Mas, enfim, o quê nos interessa agora, é esta época sombria, em que cabeças de inimigos e amigos rolaram. Segundo diz um de seus maiores biógrafos, o esloveno Slovoj Zozek:"A imagem que se formou de Robespierre - um dos principais ideólogos da Revolução Francesa- é a de um homem polido que escondia uma cruel e gélida determinação. Todos concordam, contudo que ele foi um político integro e se dedicou totalmente à causa da Revolução."  Justamente por isso, era chamado L'incorruptible. É interessante notar que a princípio, teria sido contra a pena de morte. Vivia, absolutamente, de acordo com as suas convicções. Ao contrário de Danton, que havia se envolvido em negócios escusos. Danton, advogado brilhante, seguramente mais inteligente do que Robespierre. Preso por conspiração, tornou-se quase impossível julgá-lo. Fouquier-Tinville, advogado incumbido de condenar não sabe mais o quê fazer. Assinalando que, uma vez tomado o poder, Fouquier-Tinville foi mandado para a guilhotina pelos Girondinos.
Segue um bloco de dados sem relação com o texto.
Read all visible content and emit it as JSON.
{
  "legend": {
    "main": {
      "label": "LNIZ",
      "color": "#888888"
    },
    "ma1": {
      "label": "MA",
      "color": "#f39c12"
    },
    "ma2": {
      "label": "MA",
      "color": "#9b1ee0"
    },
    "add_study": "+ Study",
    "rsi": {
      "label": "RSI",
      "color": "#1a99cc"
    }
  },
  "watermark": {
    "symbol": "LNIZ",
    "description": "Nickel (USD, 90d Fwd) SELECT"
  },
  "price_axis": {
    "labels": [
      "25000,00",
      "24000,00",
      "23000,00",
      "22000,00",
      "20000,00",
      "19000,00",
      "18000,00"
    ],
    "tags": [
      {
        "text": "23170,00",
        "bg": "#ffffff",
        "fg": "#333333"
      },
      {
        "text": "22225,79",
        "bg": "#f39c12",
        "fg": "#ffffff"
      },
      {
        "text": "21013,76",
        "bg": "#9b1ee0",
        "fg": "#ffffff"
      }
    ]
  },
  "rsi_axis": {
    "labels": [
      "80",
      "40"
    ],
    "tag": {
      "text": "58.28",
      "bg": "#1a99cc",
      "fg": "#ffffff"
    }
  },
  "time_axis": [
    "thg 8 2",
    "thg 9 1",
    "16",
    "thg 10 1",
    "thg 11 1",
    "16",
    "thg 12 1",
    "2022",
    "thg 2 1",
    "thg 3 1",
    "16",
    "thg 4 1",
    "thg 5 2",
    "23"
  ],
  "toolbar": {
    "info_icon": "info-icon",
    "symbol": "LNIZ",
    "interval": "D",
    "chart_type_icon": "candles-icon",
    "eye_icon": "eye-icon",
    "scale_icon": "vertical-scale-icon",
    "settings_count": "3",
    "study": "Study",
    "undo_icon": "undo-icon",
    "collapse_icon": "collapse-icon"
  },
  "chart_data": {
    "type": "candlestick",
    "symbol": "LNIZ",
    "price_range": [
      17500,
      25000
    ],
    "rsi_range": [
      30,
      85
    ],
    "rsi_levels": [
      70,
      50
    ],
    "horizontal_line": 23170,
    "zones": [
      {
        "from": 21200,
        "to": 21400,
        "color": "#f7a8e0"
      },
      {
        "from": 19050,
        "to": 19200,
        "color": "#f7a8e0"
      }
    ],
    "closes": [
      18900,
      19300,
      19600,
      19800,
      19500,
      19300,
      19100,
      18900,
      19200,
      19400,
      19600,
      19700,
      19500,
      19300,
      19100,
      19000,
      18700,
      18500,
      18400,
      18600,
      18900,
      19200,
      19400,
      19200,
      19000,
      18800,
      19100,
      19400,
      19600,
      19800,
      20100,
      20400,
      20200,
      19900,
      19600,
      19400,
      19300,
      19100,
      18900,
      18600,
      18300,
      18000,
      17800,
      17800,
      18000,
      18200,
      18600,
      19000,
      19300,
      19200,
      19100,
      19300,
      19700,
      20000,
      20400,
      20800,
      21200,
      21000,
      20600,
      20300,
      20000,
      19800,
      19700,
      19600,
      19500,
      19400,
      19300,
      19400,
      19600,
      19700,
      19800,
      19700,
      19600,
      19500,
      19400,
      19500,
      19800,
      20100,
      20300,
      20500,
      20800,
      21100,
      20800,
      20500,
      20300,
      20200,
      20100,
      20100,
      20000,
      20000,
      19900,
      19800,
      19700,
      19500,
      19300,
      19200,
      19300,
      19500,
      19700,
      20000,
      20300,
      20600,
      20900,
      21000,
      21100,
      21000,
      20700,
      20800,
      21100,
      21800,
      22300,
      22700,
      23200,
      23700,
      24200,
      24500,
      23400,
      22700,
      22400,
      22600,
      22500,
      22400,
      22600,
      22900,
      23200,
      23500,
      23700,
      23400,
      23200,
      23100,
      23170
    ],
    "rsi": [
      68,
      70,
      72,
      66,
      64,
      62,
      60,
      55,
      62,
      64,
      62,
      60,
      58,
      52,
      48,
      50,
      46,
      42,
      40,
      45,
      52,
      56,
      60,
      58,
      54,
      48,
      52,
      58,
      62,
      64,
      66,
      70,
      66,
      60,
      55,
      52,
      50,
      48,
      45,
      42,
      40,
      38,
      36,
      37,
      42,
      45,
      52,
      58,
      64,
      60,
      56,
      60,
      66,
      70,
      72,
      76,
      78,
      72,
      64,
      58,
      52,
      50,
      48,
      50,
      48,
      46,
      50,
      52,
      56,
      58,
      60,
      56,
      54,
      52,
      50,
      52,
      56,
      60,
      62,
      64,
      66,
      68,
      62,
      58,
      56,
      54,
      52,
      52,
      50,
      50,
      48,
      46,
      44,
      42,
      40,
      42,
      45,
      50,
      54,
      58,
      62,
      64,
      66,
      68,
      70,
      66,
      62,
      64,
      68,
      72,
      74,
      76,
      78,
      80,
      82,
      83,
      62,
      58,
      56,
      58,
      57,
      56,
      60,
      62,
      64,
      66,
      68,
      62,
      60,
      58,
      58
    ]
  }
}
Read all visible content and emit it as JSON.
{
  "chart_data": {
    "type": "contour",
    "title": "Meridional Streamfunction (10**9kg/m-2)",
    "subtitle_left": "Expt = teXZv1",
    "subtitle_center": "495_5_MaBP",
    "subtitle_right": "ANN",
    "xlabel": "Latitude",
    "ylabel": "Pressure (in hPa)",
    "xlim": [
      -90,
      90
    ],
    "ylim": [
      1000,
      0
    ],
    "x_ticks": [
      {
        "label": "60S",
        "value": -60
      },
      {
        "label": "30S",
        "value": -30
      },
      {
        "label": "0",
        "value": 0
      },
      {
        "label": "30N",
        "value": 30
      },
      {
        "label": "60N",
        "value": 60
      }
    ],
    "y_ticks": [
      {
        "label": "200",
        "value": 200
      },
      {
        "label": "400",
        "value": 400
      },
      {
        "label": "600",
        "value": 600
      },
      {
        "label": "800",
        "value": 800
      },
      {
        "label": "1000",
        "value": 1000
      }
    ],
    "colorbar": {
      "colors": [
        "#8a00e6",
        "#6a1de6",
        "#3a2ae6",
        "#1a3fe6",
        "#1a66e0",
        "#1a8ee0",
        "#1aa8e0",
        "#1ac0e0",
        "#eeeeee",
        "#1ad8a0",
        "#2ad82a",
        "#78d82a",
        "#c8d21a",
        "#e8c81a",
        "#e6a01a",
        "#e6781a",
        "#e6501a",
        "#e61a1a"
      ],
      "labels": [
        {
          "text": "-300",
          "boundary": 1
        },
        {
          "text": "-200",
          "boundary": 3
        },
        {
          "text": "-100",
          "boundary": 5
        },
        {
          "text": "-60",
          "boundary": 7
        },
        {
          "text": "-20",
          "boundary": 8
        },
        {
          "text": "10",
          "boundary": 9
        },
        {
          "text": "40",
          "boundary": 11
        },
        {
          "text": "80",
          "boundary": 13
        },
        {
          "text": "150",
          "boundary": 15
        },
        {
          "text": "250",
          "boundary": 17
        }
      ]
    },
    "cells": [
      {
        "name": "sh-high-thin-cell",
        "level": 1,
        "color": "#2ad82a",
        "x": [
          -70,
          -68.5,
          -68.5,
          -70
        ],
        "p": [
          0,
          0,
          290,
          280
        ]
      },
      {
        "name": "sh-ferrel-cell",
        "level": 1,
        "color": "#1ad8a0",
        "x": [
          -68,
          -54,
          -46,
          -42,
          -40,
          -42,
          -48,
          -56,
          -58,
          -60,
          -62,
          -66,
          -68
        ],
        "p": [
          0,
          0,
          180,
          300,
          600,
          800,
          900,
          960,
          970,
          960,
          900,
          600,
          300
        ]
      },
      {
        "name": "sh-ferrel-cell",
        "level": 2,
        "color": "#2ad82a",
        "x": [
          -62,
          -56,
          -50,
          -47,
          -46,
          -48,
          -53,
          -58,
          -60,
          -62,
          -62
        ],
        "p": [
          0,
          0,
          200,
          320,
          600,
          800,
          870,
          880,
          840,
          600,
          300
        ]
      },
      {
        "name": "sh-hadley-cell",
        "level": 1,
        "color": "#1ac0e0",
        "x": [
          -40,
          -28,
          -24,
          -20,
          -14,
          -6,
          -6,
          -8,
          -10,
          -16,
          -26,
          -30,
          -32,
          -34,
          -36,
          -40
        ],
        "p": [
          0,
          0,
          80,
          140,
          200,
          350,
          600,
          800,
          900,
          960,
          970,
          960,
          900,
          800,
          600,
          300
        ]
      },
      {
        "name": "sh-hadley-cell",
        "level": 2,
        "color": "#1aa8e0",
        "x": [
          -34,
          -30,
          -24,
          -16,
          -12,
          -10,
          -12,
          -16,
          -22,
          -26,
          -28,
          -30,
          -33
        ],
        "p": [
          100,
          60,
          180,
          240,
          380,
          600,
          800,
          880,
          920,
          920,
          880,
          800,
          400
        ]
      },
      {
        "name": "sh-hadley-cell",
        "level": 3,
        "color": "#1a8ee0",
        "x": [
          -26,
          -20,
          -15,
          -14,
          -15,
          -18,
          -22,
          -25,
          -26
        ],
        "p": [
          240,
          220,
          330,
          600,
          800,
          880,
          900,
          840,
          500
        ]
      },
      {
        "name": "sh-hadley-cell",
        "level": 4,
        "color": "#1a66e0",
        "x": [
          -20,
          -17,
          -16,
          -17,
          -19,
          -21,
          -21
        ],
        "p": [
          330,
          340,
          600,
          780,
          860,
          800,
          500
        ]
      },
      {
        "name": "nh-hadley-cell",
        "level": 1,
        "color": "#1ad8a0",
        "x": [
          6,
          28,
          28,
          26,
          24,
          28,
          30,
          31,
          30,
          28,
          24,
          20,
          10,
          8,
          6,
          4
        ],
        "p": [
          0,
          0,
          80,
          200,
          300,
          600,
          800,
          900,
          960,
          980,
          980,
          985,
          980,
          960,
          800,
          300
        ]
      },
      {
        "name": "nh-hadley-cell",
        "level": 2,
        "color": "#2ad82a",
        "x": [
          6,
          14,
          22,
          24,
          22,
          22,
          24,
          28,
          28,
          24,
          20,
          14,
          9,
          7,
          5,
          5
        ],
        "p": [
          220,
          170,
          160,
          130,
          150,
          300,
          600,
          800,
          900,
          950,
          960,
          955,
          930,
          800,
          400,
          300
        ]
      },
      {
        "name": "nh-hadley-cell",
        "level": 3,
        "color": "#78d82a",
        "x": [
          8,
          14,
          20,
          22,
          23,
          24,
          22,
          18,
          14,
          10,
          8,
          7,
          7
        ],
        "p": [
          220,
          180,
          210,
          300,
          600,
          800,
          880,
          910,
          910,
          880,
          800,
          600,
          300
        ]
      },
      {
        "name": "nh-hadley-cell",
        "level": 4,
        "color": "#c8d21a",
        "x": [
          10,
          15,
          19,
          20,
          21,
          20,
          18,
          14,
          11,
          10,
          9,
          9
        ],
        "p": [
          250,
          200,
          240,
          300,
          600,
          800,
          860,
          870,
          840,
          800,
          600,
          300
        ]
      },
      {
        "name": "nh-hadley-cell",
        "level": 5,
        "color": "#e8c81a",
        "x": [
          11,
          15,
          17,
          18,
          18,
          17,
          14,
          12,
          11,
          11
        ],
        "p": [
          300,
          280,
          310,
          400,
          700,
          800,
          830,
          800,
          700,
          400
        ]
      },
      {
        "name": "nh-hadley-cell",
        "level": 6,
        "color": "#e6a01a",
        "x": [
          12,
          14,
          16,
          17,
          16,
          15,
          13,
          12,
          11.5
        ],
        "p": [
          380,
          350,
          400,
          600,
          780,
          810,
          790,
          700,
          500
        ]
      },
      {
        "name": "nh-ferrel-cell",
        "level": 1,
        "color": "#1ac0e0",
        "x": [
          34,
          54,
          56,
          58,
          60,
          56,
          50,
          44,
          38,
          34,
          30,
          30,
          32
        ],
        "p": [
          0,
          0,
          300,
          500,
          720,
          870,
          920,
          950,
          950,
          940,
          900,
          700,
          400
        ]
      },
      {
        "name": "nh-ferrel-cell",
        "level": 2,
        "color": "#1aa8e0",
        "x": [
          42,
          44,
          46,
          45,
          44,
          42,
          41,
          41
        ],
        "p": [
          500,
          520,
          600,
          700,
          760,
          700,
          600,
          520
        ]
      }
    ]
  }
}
Durante o Terror,  hospitais, escolas, tudo era esvaziado para receber novos presos, ou novos condenados. A lista esta lida na véspera. Cortou-se toda comunicação com o mundo exterior. O famigerado "Comitê de Salut Publique" ultrapassou qualquer limite. Somente Robespierre tinha real noção do que poderia acontecer. E seus embates com os radicais eram frequentes. Banqueiros como os irmãos Frey foram mandados para a guilhotina, o quê era muito perigoso. A própria execução de Danton, poderia levar contra eles o grande capital da época. Danton, o jornalista Camille Desmoulin, Hérault de Sechelles, Philippeaux (um humilde "sans culotte"),   Basire, todos deputados, são condenados à guilhotina. Todos fazem parte do grupo chamado de "Indulgentes", aqueles que sabiam que era necessário acabar com a carnificina. A carroça que os conduz à guilhotina é povoada por pessoas que mal se conhecem , que cultivam ideias muitas vezes diferentes. Mas todas acusadas de querer destruir a Convenção e restabelecer a Monarquia. No momento em que passa diante da residência de Robespierre, Danton grita com sua voz tonitruante : "Robespierre tu me seguirás!" Ele sabia o que dizia, da mesma forma que Robespierre também o sabia.     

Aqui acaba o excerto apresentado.